We recommend you to restart and run all code after each section (in Colab there is the option *Restart and run all* under *Runtime*).


## 1. Angle Decomposition

In the code as provided above, we reduced the observation space by normalizing $\theta$.
This will improve the sample efficiency, but we can do even better.
Normalizing $\theta$ results in discontinous observations of $\theta$, i.e. there is a sign switch increasing the angle over $\pi$ or decreasing the angle smaller than $-\pi$.
Many (reinforcement) learning algorithms have difficulties with such discontinuities.
Therefore it is better to choose a representation for $\theta$ without discontinuities, e.g. its sine and cosine component: $[\sin(\theta), \cos(\theta)]$.
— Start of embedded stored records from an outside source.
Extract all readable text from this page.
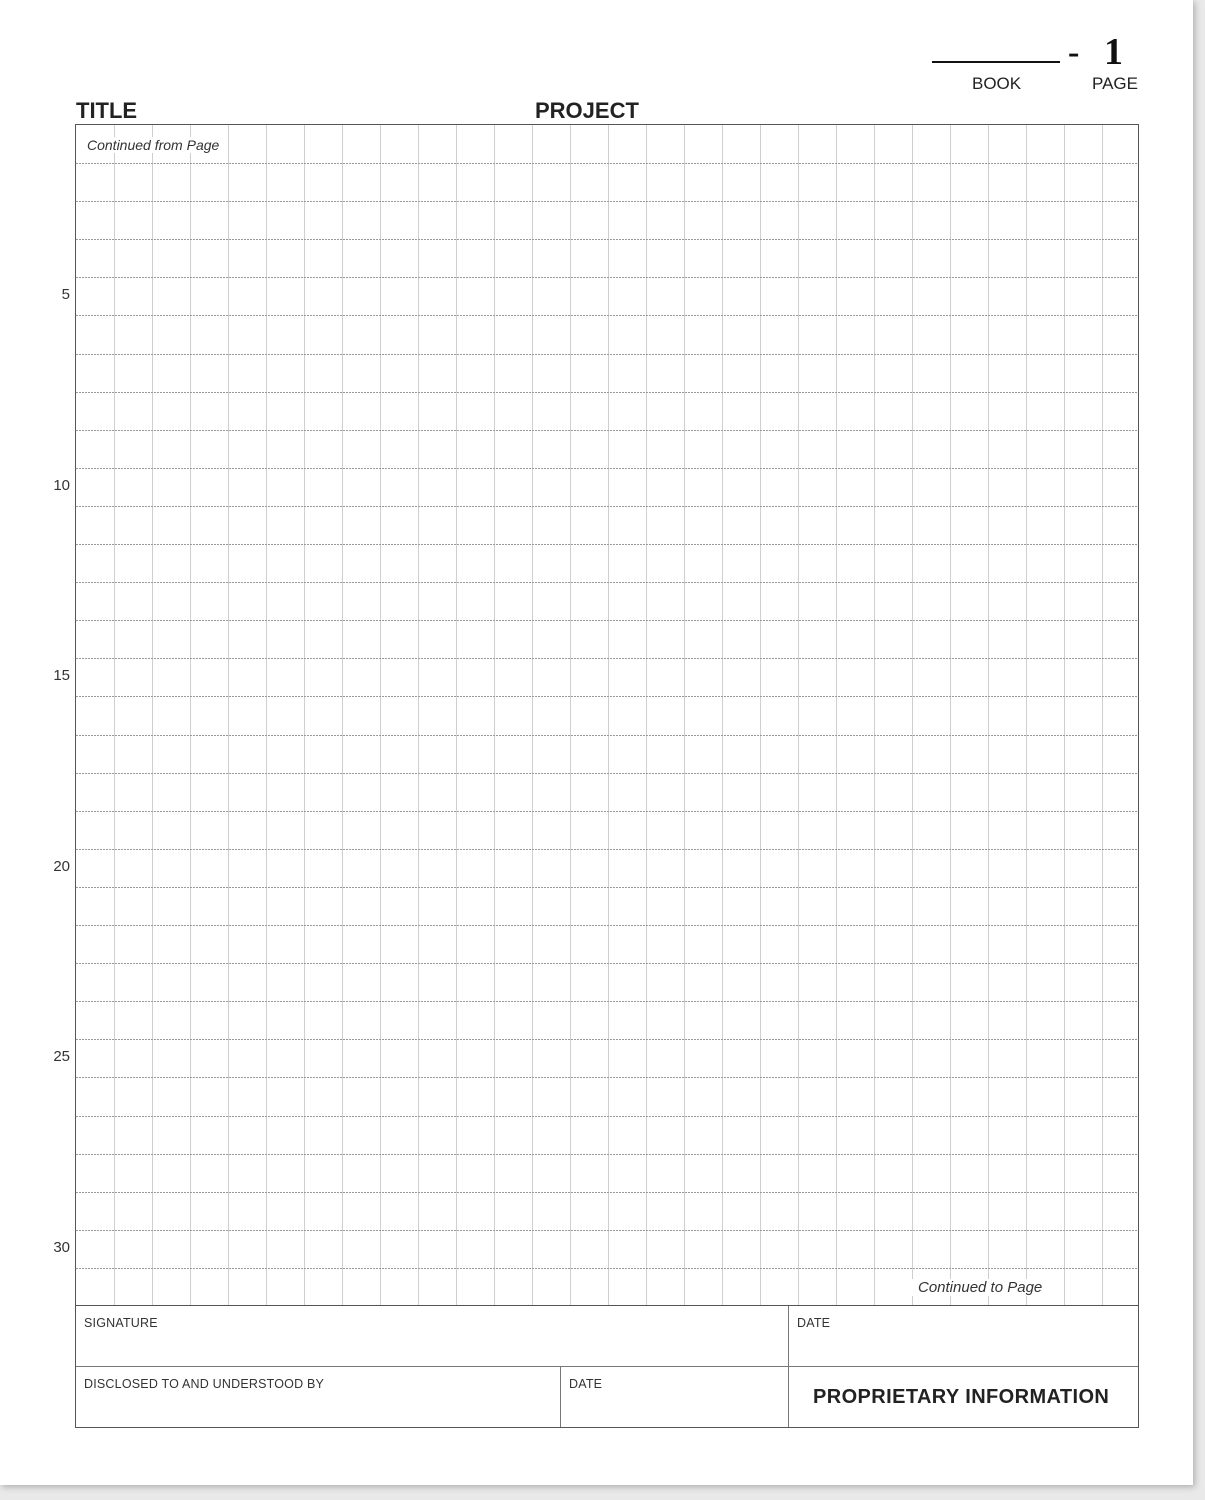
- 1
BOOK	PAGE
TITLE	PROJECT
5
10
15
20
25
30
Continued from Page
Continued to Page
SIGNATURE	DATE
DISCLOSED TO AND UNDERSTOOD BY	DATE
PROPRIETARY INFORMATION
### Add your code to the following blocks: 

1.1 Instead of the normalized angle, the `B_TO_A` method should return the decomposed angle: $[\sin(\theta), \cos(\theta)]$.  
1.2 The values of `low` and `high` of the Gym space should be updated accordingly.  
1.3 The function `step_fn` should be updated as well. Reconstruct $\theta$, since it is no longer observed directly by the agent.